Analytical tool development for coarse break-up of a molten jet in a deep water pool

Abstract

A computer code JASMINE-pre was developed for the prediction of premixing conditions of fuel–coolant interactions and debris bed formation behavior relevant to severe accidents of light water reactors. In JASMINE-pre code, a melt model which consists of three components of sub-models for melt jet, melt particles and melt pool, is coupled with a two-phase flow model derived from ACE-3D code developed at JAERI. The melt jet and melt pool models are one-dimensional representations of a molten core stream falling into a water pool and a continuous melt body agglomerated on the bottom, respectively.

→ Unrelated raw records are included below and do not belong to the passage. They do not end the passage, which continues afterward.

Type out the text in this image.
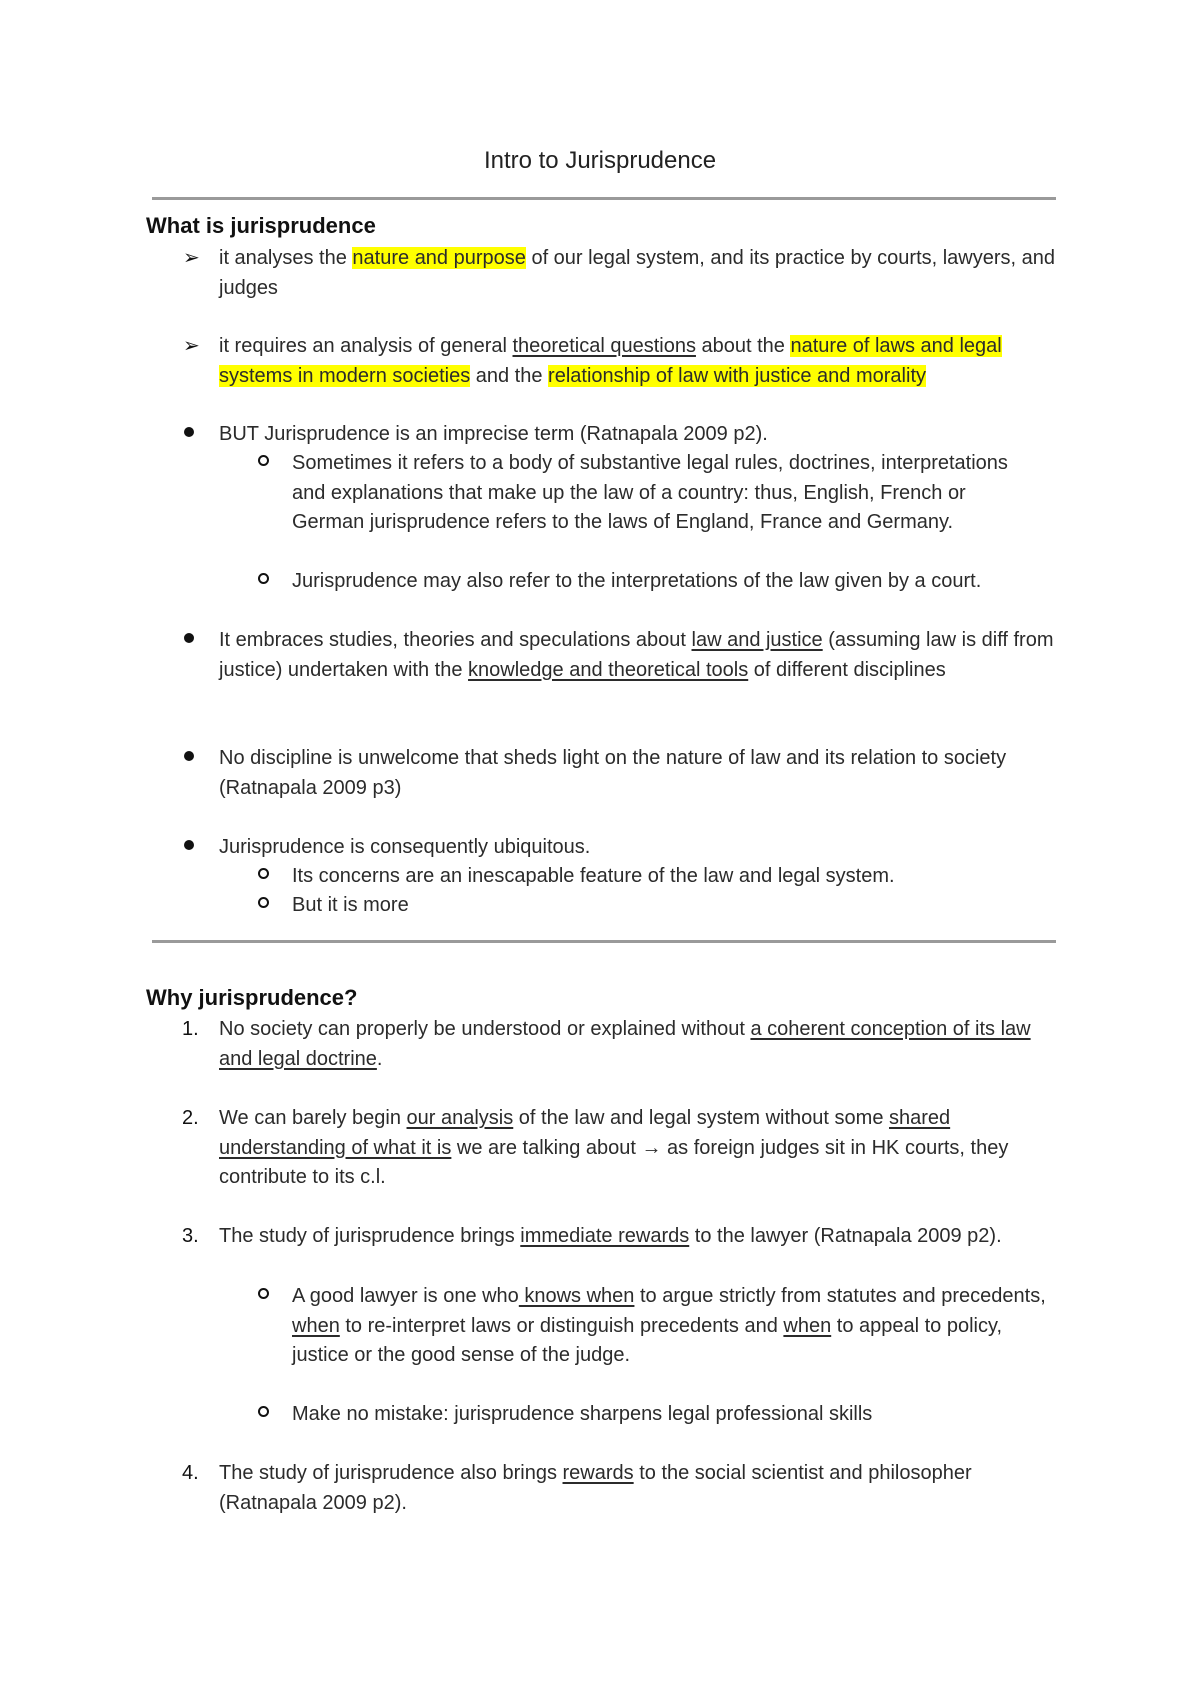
Intro to Jurisprudence
What is jurisprudence
➢ it analyses the nature and purpose of our legal system, and its practice by courts, lawyers, and judges
➢ it requires an analysis of general theoretical questions about the nature of laws and legal systems in modern societies and the relationship of law with justice and morality
BUT Jurisprudence is an imprecise term (Ratnapala 2009 p2).
Sometimes it refers to a body of substantive legal rules, doctrines, interpretations and explanations that make up the law of a country: thus, English, French or German jurisprudence refers to the laws of England, France and Germany.
Jurisprudence may also refer to the interpretations of the law given by a court.
It embraces studies, theories and speculations about law and justice (assuming law is diff from justice) undertaken with the knowledge and theoretical tools of different disciplines
No discipline is unwelcome that sheds light on the nature of law and its relation to society (Ratnapala 2009 p3)
Jurisprudence is consequently ubiquitous.
Its concerns are an inescapable feature of the law and legal system.
But it is more
Why jurisprudence?
1. No society can properly be understood or explained without a coherent conception of its law and legal doctrine.
2. We can barely begin our analysis of the law and legal system without some shared understanding of what it is we are talking about → as foreign judges sit in HK courts, they contribute to its c.l.
3. The study of jurisprudence brings immediate rewards to the lawyer (Ratnapala 2009 p2).
A good lawyer is one who knows when to argue strictly from statutes and precedents, when to re-interpret laws or distinguish precedents and when to appeal to policy, justice or the good sense of the judge.
Make no mistake: jurisprudence sharpens legal professional skills
4. The study of jurisprudence also brings rewards to the social scientist and philosopher (Ratnapala 2009 p2).
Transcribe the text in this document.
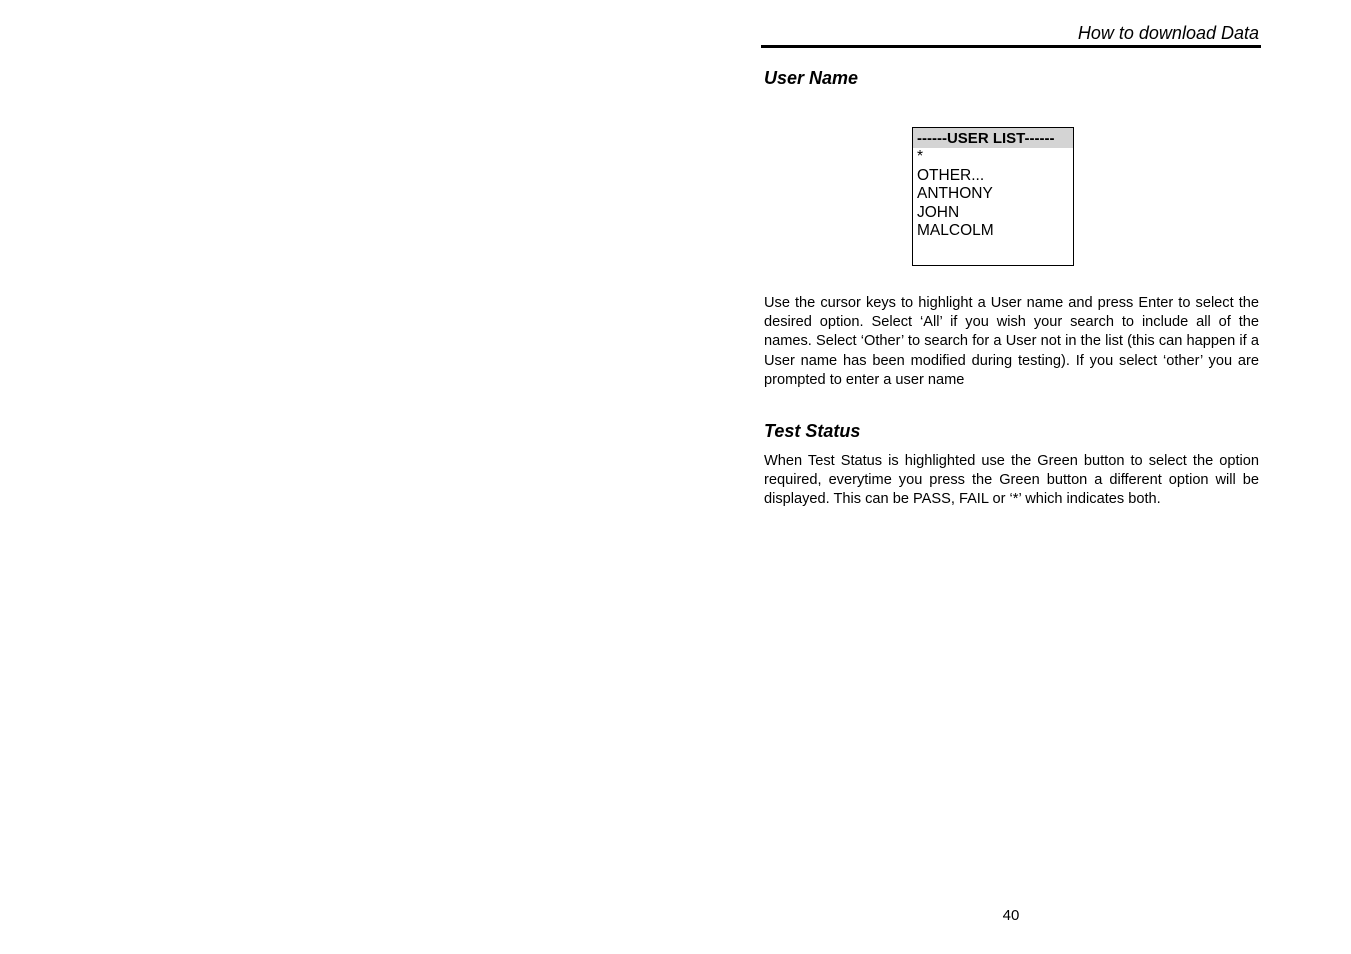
How to download Data
User Name
------USER LIST------
*
OTHER...
ANTHONY
JOHN
MALCOLM

Use the cursor keys to highlight a User name and press Enter to select the desired option. Select ‘All’ if you wish your search to include all of the names. Select ‘Other’ to search for a User not in the list (this can happen if a User name has been modified during testing). If you select ‘other’ you are prompted to enter a user name

Test Status

When Test Status is highlighted use the Green button to select the option required, everytime you press the Green button a different option will be displayed. This can be PASS, FAIL or ‘*’ which indicates both.

40
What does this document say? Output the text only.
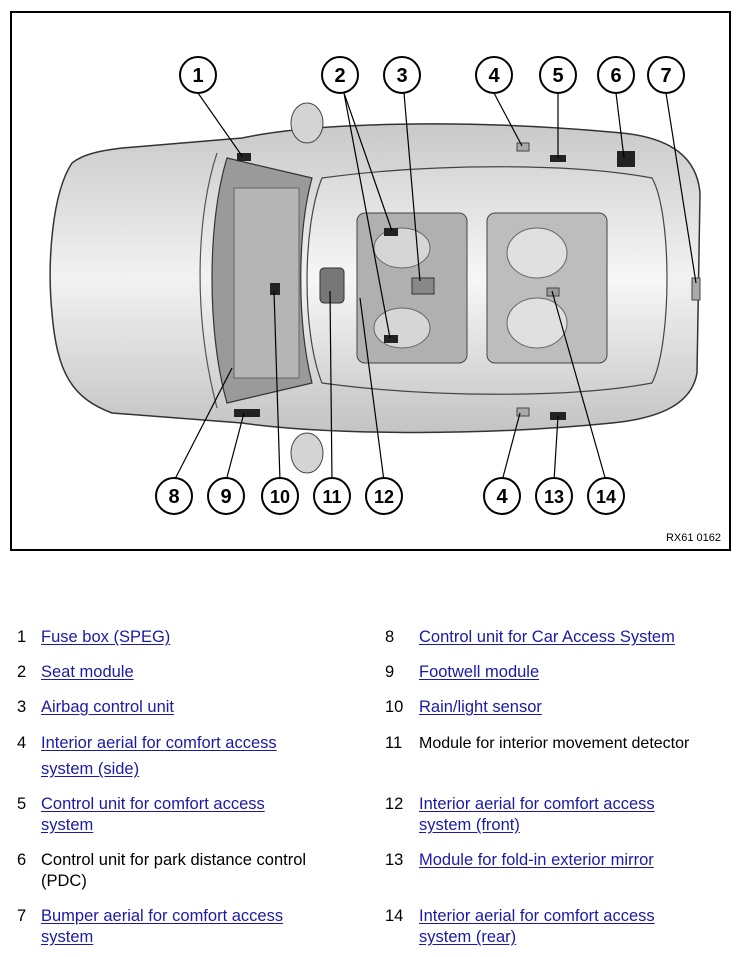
1	2	3	4	5 6 7
8 9 10 11 12	4 13 14
RX61 0162
1 Fuse box (SPEG)
2 Seat module
3 Airbag control unit
4 Interior aerial for comfort access system (side)
5 Control unit for comfort access system
6 Control unit for park distance control (PDC)
7 Bumper aerial for comfort access system
8	Control unit for Car Access System
9	Footwell module
10 Rain/light sensor
11	Module for interior movement detector
12 Interior aerial for comfort access system (front)
13 Module for fold-in exterior mirror
14 Interior aerial for comfort access system (rear)
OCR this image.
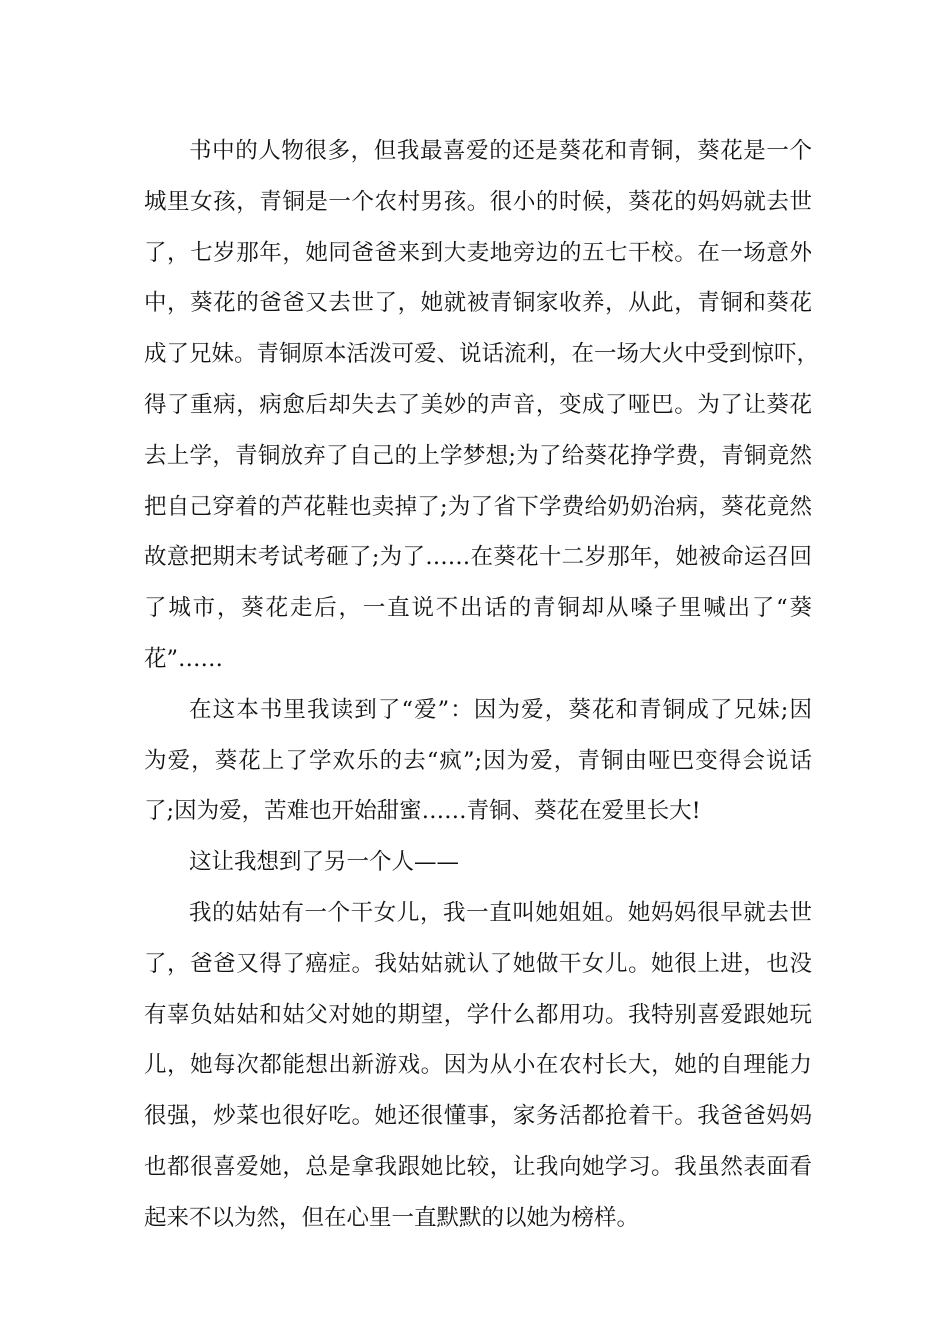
书中的人物很多，但我最喜爱的还是葵花和青铜，葵花是一个
城里女孩，青铜是一个农村男孩。很小的时候，葵花的妈妈就去世
了，七岁那年，她同爸爸来到大麦地旁边的五七干校。在一场意外
中，葵花的爸爸又去世了，她就被青铜家收养，从此，青铜和葵花
成了兄妹。青铜原本活泼可爱、说话流利，在一场大火中受到惊吓，
得了重病，病愈后却失去了美妙的声音，变成了哑巴。为了让葵花
去上学，青铜放弃了自己的上学梦想;为了给葵花挣学费，青铜竟然
把自己穿着的芦花鞋也卖掉了;为了省下学费给奶奶治病，葵花竟然
故意把期末考试考砸了;为了……在葵花十二岁那年，她被命运召回
了城市，葵花走后，一直说不出话的青铜却从嗓子里喊出了“葵
花”……
在这本书里我读到了“爱”：因为爱，葵花和青铜成了兄妹;因
为爱，葵花上了学欢乐的去“疯”;因为爱，青铜由哑巴变得会说话
了;因为爱，苦难也开始甜蜜……青铜、葵花在爱里长大!
这让我想到了另一个人——
我的姑姑有一个干女儿，我一直叫她姐姐。她妈妈很早就去世
了，爸爸又得了癌症。我姑姑就认了她做干女儿。她很上进，也没
有辜负姑姑和姑父对她的期望，学什么都用功。我特别喜爱跟她玩
儿，她每次都能想出新游戏。因为从小在农村长大，她的自理能力
很强，炒菜也很好吃。她还很懂事，家务活都抢着干。我爸爸妈妈
也都很喜爱她，总是拿我跟她比较，让我向她学习。我虽然表面看
起来不以为然，但在心里一直默默的以她为榜样。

The melt particles generated by the melt jet break-up are modeled based on a Lagrangian grouped particle concept. Additionally, a simplified model pmjet was developed which considers only steady state break-up of the melt jet, cooling and settlement of particles in a stationary water pool. The FARO corium quenching experiments with a saturation temperature water pool and a subcooled water pool were simulated with JASMINE-pre and pmjet. JASMINE-pre reproduced the pressurization and fragmentation behavior observed in the experiments with a reasonable accuracy. Also, the influences of model parameters on the pressurization and fragmentation were examined. The calculation results showed a quasi-steady state phase of melt jet break-up during which the amount of molten mass contained in the premixture was kept almost constant, and the steady state molten premixed masses evaluated by JASMINE-pre and pmjet agreed well.